VARIETIES
- Hudson (1980: 24): a set of linguistic items with similar distribution.
- Ferguson (1971: 30): any body of human speech patterns which sufficiently homogeneous to be analyzed by available techniques of synchronic description and which has a sufficiently large repertory of elements and their arrangements or process with broad enough semantic scope to function in all normal context of communication.
- Wardaugh (1988: 20): a specific set of linguistic items or human speech patterns (presumably, sounds, words, grammatical features) which we can uniquely associate with some external factors (presumably, a geographical area and a social group).
- Factors that contribute to variation: social situation, occupation, age, geography, education, gender, social status/class, ethnicity.
LANGUAGE AND DIALECT
- Dialect: a language variety, spoken by a speech community, that is characterized by systematic features (e.g., phonological, lexical, grammatical) that distinguish it from other varieties of that same language
- A variety of a language used recognizably in a specific region or by a specific social class is called a dialect.

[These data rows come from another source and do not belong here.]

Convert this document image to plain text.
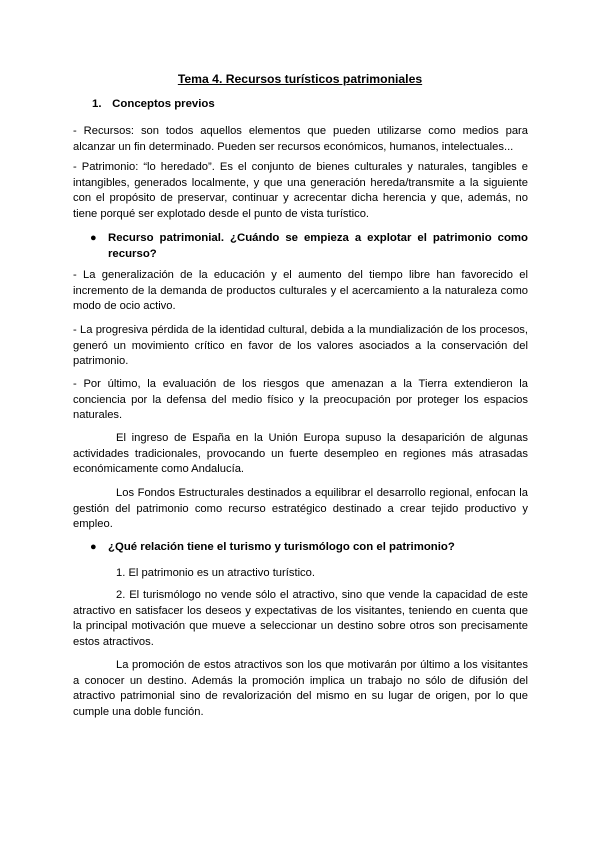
Tema 4. Recursos turísticos patrimoniales
1. Conceptos previos
- Recursos: son todos aquellos elementos que pueden utilizarse como medios para alcanzar un fin determinado. Pueden ser recursos económicos, humanos, intelectuales...
- Patrimonio: “lo heredado”. Es el conjunto de bienes culturales y naturales, tangibles e intangibles, generados localmente, y que una generación hereda/transmite a la siguiente con el propósito de preservar, continuar y acrecentar dicha herencia y que, además, no tiene porqué ser explotado desde el punto de vista turístico.
● Recurso patrimonial. ¿Cuándo se empieza a explotar el patrimonio como recurso?
- La generalización de la educación y el aumento del tiempo libre han favorecido el incremento de la demanda de productos culturales y el acercamiento a la naturaleza como modo de ocio activo.
- La progresiva pérdida de la identidad cultural, debida a la mundialización de los procesos, generó un movimiento crítico en favor de los valores asociados a la conservación del patrimonio.
- Por último, la evaluación de los riesgos que amenazan a la Tierra extendieron la conciencia por la defensa del medio físico y la preocupación por proteger los espacios naturales.
El ingreso de España en la Unión Europa supuso la desaparición de algunas actividades tradicionales, provocando un fuerte desempleo en regiones más atrasadas económicamente como Andalucía.
Los Fondos Estructurales destinados a equilibrar el desarrollo regional, enfocan la gestión del patrimonio como recurso estratégico destinado a crear tejido productivo y empleo.
● ¿Qué relación tiene el turismo y turismólogo con el patrimonio?
1. El patrimonio es un atractivo turístico.
2. El turismólogo no vende sólo el atractivo, sino que vende la capacidad de este atractivo en satisfacer los deseos y expectativas de los visitantes, teniendo en cuenta que la principal motivación que mueve a seleccionar un destino sobre otros son precisamente estos atractivos.
La promoción de estos atractivos son los que motivarán por último a los visitantes a conocer un destino. Además la promoción implica un trabajo no sólo de difusión del atractivo patrimonial sino de revalorización del mismo en su lugar de origen, por lo que cumple una doble función.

- Idiolect: the speech variety of an individual speaker
- The study of dialect is called dialectology.
REGIONAL DIALECTS
- A regional dialect is a distinct form of a language spoken in a particular geographical area. Also known as a regiolect or topolect.
- Regional dialect is a variaty of language that is spoken in a geographical area for many hundred of years as seen in differences in pronunciations , in the choices and form of the word, and syntax.
- As opposed to a national dialect, a regional dialect is spoken in one particular area of a country. In the USA, regional dialects include Appalachian, New Jersey and Southern English, and in Britain, Cockney, Liverpool English and 'Geordie' (Newcastle English). . . .
- In Indonesia like : (Ngapak Javanese, Yogya Javanese).
- Examples of different regional dialects: Example one: in British English: pavement, boot, bonnet, petrol, baggage. But in American English: sidewalk, trunk, hood, gas, luggage. Example two: the word tog in English refers to clothes one wears in formal dinner, but in New Zealand, it refers to clothes one wears to swim in.